Built-in Example Roles

RolePermissionsLevelKey Attributes
Administratorread, write, delete, approve, manage_users10clearanceLevel: high, canAccessPII: true
Standard Userread, write5clearanceLevel: medium, canAccessPII: false
Guestread1clearanceLevel: low, canAccessPII: false

2. Running Simulations

Simulations execute your policy code with a specific role’s context injected, so you can see exactly what decision the policy makes for each user type.

How It Works

  1. Go to the Simulate tab
  2. Select one or more roles from the role list
  3. Configure an evaluation scenario (prompt, provider, model, parameters)
  4. Click Run Simulation
The simulator calls simulateWithRole() for each selected role. Your policy’s evaluate() function receives a context object containing the role: 
{
  role: {
    id: "admin",
    name: "Administrator",
    permissions: ["read", "write", "delete", "approve", "manage_users"],
    attributes: { department: "IT", clearanceLevel: "high", canAccessPII: true },
    metadata: { ... }
  },
  user: {
    id: "sim-user-admin",
    attributes: { department: "IT", clearanceLevel: "high", canAccessPII: true }
  },
  environment: {
    timestamp: "2026-03-15T10:30:00Z",
    simulation: true
  }
}

3. Comparing Role Results

The Compare tab shows simulation results side-by-side and highlights where roles produce different outcomes.
DimensionFlagged When
DecisionOne role gets ALLOW, another gets DENY
ReasonThe policy returns different reason strings
Execution TimeDifference exceeds 100ms between roles

4. Importing and Exporting Roles

Role definitions can be shared across workspaces or teams using JSON import/export.

Exporting Roles

Click the Export button in the simulator header.
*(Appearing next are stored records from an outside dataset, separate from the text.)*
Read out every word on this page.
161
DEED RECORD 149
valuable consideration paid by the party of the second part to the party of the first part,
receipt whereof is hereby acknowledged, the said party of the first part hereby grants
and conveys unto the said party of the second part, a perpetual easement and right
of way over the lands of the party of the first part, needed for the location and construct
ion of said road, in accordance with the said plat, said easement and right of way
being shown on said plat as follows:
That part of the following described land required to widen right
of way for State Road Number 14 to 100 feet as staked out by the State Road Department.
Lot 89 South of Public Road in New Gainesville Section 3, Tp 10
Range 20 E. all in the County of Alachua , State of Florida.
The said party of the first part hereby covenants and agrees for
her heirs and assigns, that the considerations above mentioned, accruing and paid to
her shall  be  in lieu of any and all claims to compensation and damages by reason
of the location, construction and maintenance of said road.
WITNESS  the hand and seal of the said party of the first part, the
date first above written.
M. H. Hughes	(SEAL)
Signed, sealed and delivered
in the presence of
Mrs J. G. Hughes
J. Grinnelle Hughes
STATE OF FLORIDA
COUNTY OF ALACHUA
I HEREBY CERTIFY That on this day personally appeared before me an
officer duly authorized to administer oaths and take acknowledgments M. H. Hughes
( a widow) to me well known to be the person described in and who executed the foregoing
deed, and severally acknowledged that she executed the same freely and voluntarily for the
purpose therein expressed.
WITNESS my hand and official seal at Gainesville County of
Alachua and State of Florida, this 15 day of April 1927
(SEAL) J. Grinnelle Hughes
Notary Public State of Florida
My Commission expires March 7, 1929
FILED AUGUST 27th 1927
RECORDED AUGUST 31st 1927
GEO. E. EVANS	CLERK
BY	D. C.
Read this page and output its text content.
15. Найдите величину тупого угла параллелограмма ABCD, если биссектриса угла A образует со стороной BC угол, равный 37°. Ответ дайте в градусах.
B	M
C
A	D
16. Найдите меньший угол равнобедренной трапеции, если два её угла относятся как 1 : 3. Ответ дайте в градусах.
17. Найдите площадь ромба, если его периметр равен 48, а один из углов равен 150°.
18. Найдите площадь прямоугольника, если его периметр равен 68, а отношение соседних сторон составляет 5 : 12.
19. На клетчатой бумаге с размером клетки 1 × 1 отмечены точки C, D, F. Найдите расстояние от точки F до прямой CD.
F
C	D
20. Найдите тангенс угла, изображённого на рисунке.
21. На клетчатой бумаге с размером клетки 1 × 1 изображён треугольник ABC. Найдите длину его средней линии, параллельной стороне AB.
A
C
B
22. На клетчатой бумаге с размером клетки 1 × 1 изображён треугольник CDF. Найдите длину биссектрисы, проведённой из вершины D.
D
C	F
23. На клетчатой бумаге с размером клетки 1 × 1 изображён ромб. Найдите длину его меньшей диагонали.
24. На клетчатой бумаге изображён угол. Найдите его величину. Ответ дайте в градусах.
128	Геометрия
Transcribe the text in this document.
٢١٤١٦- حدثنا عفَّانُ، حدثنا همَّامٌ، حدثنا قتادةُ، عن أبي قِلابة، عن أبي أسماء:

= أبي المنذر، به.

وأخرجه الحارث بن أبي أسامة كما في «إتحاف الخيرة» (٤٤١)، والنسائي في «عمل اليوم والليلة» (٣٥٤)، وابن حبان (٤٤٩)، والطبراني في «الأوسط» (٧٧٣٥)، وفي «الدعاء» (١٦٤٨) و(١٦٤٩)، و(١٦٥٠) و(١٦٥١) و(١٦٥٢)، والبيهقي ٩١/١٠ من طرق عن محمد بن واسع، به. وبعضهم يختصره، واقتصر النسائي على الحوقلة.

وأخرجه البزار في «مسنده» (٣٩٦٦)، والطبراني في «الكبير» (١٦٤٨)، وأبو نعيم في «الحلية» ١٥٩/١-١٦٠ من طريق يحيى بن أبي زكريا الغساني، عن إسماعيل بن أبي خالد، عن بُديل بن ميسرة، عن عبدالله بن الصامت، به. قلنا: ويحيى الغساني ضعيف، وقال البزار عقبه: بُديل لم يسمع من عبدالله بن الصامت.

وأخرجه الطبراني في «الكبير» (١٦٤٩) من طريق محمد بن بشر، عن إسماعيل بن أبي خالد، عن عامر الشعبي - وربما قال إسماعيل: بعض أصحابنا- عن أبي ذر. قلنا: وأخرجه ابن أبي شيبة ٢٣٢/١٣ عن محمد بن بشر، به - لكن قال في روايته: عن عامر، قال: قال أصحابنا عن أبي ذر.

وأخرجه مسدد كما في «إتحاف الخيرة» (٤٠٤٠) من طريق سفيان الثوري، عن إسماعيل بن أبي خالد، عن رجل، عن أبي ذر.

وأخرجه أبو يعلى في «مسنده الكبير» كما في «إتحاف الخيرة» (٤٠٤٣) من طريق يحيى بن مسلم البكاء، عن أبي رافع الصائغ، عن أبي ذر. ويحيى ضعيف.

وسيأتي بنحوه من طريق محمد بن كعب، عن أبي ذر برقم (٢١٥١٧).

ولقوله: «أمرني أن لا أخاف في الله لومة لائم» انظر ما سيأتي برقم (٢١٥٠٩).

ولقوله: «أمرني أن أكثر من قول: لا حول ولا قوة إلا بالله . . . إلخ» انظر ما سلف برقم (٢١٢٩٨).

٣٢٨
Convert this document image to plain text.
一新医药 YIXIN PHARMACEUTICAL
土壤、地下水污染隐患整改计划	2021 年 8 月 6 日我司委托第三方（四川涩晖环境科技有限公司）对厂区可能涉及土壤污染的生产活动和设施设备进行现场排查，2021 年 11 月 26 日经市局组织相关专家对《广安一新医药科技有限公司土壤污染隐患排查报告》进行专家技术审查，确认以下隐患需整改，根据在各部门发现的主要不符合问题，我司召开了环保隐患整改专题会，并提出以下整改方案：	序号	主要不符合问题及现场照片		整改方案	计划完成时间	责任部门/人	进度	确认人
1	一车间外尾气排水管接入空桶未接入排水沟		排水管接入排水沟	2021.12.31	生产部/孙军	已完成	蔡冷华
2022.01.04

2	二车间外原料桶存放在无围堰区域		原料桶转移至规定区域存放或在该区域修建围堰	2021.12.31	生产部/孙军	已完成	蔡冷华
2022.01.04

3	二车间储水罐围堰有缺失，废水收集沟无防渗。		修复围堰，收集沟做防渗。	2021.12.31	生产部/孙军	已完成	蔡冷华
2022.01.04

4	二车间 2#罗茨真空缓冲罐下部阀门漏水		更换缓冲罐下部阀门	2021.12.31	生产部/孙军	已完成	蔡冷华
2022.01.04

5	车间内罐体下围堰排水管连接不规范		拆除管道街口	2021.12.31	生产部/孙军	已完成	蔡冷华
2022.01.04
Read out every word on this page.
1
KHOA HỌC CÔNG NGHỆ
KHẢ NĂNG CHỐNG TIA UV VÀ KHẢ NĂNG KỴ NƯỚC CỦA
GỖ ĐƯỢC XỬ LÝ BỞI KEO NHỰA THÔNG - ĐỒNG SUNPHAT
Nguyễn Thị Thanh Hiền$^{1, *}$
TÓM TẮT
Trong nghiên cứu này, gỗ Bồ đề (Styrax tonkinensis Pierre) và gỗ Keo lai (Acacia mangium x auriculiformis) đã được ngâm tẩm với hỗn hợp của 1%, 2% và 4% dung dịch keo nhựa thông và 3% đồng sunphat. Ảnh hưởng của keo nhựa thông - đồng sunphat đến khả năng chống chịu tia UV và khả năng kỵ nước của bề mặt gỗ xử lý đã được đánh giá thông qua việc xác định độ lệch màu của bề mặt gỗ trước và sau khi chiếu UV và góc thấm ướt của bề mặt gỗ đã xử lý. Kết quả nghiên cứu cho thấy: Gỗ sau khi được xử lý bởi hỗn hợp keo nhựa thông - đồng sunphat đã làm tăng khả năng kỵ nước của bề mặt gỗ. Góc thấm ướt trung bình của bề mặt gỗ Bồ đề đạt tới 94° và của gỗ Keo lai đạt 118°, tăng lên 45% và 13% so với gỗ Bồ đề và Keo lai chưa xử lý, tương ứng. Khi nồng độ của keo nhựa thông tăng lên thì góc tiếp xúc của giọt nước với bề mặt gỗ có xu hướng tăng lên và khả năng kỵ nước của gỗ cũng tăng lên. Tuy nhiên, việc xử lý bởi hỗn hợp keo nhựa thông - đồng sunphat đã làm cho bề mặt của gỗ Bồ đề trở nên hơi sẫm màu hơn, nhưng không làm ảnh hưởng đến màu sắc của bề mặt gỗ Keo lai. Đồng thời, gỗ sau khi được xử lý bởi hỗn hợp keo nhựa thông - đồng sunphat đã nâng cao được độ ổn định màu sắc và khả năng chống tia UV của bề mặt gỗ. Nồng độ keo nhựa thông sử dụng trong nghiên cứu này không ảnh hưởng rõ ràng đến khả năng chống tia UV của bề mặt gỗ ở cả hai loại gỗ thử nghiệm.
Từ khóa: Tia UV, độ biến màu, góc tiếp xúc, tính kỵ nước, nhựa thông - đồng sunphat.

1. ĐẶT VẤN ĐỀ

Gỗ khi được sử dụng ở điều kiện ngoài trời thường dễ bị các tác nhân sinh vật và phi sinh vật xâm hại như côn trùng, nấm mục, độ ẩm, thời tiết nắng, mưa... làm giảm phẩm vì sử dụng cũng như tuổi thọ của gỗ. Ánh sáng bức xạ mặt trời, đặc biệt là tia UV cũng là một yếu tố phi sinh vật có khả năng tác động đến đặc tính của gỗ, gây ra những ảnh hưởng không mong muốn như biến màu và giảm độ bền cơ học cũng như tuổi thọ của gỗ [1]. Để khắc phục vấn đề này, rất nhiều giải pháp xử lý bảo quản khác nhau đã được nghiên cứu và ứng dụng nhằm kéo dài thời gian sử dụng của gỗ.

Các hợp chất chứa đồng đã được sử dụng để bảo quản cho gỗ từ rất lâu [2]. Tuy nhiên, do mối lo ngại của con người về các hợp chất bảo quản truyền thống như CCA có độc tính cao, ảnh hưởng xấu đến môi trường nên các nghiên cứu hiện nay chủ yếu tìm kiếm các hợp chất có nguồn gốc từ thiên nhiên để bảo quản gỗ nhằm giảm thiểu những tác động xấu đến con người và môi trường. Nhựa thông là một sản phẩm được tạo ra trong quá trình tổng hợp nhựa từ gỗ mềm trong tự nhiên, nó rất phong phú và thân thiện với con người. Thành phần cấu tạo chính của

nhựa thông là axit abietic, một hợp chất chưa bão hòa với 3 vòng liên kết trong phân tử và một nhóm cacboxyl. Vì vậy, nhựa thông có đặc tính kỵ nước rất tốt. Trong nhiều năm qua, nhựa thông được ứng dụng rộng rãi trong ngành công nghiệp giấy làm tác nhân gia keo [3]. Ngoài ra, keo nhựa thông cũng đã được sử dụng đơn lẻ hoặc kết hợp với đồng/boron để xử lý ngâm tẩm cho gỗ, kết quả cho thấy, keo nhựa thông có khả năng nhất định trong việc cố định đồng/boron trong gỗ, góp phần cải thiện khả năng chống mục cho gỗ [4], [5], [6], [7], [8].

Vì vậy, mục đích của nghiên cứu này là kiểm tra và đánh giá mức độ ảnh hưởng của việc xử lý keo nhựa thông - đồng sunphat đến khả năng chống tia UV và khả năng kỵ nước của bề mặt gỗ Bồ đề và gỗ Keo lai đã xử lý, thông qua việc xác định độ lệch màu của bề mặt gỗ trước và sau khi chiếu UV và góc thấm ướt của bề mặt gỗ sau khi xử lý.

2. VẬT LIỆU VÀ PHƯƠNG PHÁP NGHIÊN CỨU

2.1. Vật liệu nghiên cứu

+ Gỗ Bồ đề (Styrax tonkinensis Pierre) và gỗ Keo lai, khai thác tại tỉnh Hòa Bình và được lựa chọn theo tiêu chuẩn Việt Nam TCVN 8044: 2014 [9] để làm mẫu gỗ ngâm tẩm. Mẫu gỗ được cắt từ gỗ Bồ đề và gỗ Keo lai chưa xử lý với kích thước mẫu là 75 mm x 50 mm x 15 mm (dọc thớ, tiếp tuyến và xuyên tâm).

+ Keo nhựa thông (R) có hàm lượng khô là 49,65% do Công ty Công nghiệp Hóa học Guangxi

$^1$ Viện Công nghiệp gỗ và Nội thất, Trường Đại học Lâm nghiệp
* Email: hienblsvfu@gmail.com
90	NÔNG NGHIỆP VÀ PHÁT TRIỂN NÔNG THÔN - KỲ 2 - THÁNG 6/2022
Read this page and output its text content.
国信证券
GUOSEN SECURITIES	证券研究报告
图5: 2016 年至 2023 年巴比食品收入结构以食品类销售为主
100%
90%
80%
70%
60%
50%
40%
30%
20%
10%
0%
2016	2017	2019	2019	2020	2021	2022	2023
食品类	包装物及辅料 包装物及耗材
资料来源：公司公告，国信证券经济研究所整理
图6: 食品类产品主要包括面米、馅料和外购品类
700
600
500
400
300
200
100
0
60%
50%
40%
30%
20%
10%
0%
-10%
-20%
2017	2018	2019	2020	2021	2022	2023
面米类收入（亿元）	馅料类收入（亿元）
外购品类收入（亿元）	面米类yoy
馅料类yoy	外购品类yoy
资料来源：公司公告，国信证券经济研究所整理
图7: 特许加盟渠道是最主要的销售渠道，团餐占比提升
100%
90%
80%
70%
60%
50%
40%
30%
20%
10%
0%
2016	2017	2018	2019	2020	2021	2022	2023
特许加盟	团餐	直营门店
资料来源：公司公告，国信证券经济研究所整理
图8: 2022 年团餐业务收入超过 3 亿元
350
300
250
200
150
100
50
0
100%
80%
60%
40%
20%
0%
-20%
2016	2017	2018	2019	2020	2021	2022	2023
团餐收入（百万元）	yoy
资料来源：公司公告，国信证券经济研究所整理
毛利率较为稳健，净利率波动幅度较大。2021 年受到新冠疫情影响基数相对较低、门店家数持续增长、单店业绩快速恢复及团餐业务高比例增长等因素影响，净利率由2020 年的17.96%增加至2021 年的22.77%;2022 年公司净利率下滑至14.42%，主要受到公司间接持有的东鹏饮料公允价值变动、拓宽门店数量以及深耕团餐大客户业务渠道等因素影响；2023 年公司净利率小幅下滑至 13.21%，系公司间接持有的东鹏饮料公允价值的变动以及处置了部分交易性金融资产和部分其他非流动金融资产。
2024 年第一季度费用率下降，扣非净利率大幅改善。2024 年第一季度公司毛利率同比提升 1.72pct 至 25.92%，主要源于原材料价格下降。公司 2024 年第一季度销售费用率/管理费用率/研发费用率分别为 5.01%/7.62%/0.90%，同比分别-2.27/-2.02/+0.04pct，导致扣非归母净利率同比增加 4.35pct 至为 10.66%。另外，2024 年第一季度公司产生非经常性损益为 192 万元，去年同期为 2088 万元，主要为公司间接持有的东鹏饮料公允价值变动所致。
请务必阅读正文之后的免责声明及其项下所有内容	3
All roles are exported as a JSON file.

Importing Roles

Click the Import button, select a JSON file, and the simulator validates each role’s structure before adding them.

5. Examples

Example 1: PII Access Control Policy

function evaluate(context, scenario) {
  const containsPII = scenario.parameters.containsPII || false;

  if (containsPII && !context.role.attributes.canAccessPII) {
    return {
      allowed: false,
      reason: `Role "${context.role.name}" does not have PII access`,
      metadata: { blockedField: 'canAccessPII' }
    };
  }

  return { allowed: true, reason: 'Access granted', metadata: {} };
}
RoleDecisionReason
AdministratorALLOWAccess granted
Standard UserDENYRole “Standard User” does not have PII access
GuestDENYRole “Guest” does not have PII access

Example 2: Permission-Based Write Guard

function evaluate(context, scenario) {
  if (!context.role.permissions.includes('write')) {
    return {
      allowed: false,
      reason: `Role "${context.role.name}" lacks write permission`,
      metadata: { requiredPermission: 'write' }
    };
  }
  return { allowed: true, reason: 'Write access confirmed', metadata: {} };
}

Example 3: Clearance-Level Gating

function evaluate(context, scenario) {
  const sensitiveModels = ['gpt-4', 'claude-3-opus'];
  const requiredLevel = 5;

  if (sensitiveModels.includes(scenario.model) && context.role.metadata.level < requiredLevel) {
    return {
      allowed: false,
      reason: `Level ${context.role.metadata.level} insufficient for ${scenario.model} (requires ${requiredLevel})`,
      metadata: { requiredLevel, actualLevel: context.role.metadata.level }
    };
  }
  return { allowed: true, reason: 'Model access granted', metadata: {} };
}

6. Tips and Best Practices

  • Start with the built-in roles. Admin, User, and Guest cover the most common access patterns.
  • Use attributes for business logic. Permissions control actions; attributes let policies make context-aware decisions.
  • Test edge cases. Create a role with zero permissions to verify graceful handling.
  • Export roles to version control. Keep role definitions alongside policies for CI/CD testing.
  • Check the simulation: true flag. Use it to skip side effects during test runs.
  • Compare after every policy change. Run a quick simulation across all roles to catch unintended access changes.